I didn't hit 13, but I had like 6 back in 2006 alone. Took years for me to stop glowing in the dark.  But the missus saved a fortune in tanning booth sessions. Then, a few years after the summer of CT, the 'authorities' announced that the health risks associated with CT scans were much, MUCH higher than earlier estimated.  So much higher they advised reducing the use of the technology except for cases where the circumstances were worth the risk. I tell you, that left me feeling less than warm N fuzzy.  But, que sera, sera.


----------



## KWalker

I don't know about you guys but I'm sure as hell living until I'm old enough to need one of those electric scooters!  Some old guys really get those things moving!  

I've read lots of articles that say there is no life expectancy differences if you have crohns.
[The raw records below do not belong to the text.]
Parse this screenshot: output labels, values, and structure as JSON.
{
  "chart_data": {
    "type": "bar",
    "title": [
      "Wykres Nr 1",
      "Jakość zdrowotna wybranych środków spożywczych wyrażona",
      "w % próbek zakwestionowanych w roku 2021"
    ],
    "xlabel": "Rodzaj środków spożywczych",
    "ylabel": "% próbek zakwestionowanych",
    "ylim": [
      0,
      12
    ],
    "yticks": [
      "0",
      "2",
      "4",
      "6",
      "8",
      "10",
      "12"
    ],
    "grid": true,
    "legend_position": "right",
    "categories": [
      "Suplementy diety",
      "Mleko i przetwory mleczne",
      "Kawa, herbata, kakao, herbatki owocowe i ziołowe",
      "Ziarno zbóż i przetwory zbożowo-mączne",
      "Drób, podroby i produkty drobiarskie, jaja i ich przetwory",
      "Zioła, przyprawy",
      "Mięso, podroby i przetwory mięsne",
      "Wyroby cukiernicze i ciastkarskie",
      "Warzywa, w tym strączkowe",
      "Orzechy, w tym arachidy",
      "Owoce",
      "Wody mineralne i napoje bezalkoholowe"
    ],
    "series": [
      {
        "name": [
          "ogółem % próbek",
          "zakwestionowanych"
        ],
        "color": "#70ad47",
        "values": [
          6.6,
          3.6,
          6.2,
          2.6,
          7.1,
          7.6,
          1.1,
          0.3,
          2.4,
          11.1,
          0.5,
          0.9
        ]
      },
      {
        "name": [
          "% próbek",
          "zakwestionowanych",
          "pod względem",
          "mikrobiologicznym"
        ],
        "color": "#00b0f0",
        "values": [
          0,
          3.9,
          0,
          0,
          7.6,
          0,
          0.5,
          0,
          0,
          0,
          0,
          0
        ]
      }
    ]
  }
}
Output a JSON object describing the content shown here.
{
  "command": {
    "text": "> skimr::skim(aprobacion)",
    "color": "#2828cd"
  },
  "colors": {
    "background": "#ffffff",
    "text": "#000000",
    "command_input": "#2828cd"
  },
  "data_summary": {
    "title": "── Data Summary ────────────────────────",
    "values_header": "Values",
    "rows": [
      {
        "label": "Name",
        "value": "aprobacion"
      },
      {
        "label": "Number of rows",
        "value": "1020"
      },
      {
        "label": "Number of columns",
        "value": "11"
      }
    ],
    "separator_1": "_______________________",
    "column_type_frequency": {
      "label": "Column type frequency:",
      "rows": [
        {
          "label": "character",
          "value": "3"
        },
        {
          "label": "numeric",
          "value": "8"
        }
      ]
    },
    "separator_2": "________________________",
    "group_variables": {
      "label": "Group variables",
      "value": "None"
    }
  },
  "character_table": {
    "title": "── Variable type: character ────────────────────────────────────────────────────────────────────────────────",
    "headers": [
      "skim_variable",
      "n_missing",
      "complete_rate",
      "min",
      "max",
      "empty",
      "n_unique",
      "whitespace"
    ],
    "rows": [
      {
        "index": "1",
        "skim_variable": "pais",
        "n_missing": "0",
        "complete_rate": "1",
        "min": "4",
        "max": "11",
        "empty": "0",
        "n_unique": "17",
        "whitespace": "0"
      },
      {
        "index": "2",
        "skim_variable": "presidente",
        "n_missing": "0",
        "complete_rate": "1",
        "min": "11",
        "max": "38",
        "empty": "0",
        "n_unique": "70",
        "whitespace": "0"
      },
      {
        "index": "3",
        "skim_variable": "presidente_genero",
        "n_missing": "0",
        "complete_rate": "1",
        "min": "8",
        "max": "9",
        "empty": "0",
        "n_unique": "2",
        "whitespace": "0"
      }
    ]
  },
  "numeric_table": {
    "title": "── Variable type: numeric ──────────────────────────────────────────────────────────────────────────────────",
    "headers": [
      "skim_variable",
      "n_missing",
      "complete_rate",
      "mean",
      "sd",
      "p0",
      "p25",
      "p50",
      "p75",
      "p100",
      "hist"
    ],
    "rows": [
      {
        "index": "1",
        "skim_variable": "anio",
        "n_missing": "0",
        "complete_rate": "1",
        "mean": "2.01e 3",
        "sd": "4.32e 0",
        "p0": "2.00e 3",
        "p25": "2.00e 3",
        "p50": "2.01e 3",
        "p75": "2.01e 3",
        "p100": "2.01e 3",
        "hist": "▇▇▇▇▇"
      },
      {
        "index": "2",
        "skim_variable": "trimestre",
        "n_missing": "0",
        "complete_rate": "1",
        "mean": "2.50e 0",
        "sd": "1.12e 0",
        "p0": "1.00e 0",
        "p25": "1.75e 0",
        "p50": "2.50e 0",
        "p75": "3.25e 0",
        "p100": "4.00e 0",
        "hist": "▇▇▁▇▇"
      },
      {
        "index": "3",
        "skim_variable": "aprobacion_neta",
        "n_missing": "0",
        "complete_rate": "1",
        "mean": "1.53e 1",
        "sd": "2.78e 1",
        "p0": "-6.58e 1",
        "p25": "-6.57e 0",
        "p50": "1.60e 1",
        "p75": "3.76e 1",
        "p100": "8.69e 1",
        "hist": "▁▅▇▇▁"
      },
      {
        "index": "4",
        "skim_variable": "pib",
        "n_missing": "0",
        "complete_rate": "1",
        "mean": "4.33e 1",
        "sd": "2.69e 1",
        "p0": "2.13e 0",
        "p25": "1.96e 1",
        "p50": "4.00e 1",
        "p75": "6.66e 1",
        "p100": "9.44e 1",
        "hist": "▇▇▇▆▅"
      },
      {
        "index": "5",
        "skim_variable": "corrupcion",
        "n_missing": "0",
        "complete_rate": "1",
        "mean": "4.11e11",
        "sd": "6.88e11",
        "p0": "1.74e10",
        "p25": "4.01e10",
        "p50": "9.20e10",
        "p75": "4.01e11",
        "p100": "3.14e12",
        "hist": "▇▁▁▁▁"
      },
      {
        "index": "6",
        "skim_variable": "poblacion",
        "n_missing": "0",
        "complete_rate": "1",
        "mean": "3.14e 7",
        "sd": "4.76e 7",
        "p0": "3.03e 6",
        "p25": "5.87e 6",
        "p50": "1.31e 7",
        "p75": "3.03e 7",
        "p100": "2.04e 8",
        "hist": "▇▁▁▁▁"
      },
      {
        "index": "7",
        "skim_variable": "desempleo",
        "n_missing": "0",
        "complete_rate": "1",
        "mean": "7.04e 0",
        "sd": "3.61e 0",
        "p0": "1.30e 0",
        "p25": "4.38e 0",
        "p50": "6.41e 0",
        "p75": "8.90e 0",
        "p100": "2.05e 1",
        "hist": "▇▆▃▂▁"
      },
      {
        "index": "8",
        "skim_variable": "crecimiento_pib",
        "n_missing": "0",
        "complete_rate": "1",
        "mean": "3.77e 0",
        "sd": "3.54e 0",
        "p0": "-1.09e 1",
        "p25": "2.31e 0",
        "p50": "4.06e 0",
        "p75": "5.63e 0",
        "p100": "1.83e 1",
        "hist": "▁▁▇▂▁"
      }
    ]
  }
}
Just take care of it


----------



## David

KWalker said:


> I don't know about you guys but I'm sure as hell living until I'm old enough to need one of those electric scooters!  Some old guys really get those things moving!


I'm personally planning for a HOVER scooter.

:headbang:


----------



## Trevor

I see your hover scooter and raise you a hover toilet 

Two birds with one stone.


----------



## Ckt

That is soo funny!!the hover round!!would be even funnier has I not received an email recently saying I could qualify!!hey!!im not that stinking old!!i have an older brother I'm going to emulate..he got a Ducati at 57!


----------



## KWalker

I was going to say the hover-round but didn't know if you guys would have seen that commercial in other places.   I can't wait till the day to get one of these bad boys test fitted in my house.


----------



## KWalker

Kev said:


> t life expectancy for a male with Crohns drops to 64.9 years...  now, whether that is 64 years 9 months, or 64 years plus 9 tenths of a year I dunno.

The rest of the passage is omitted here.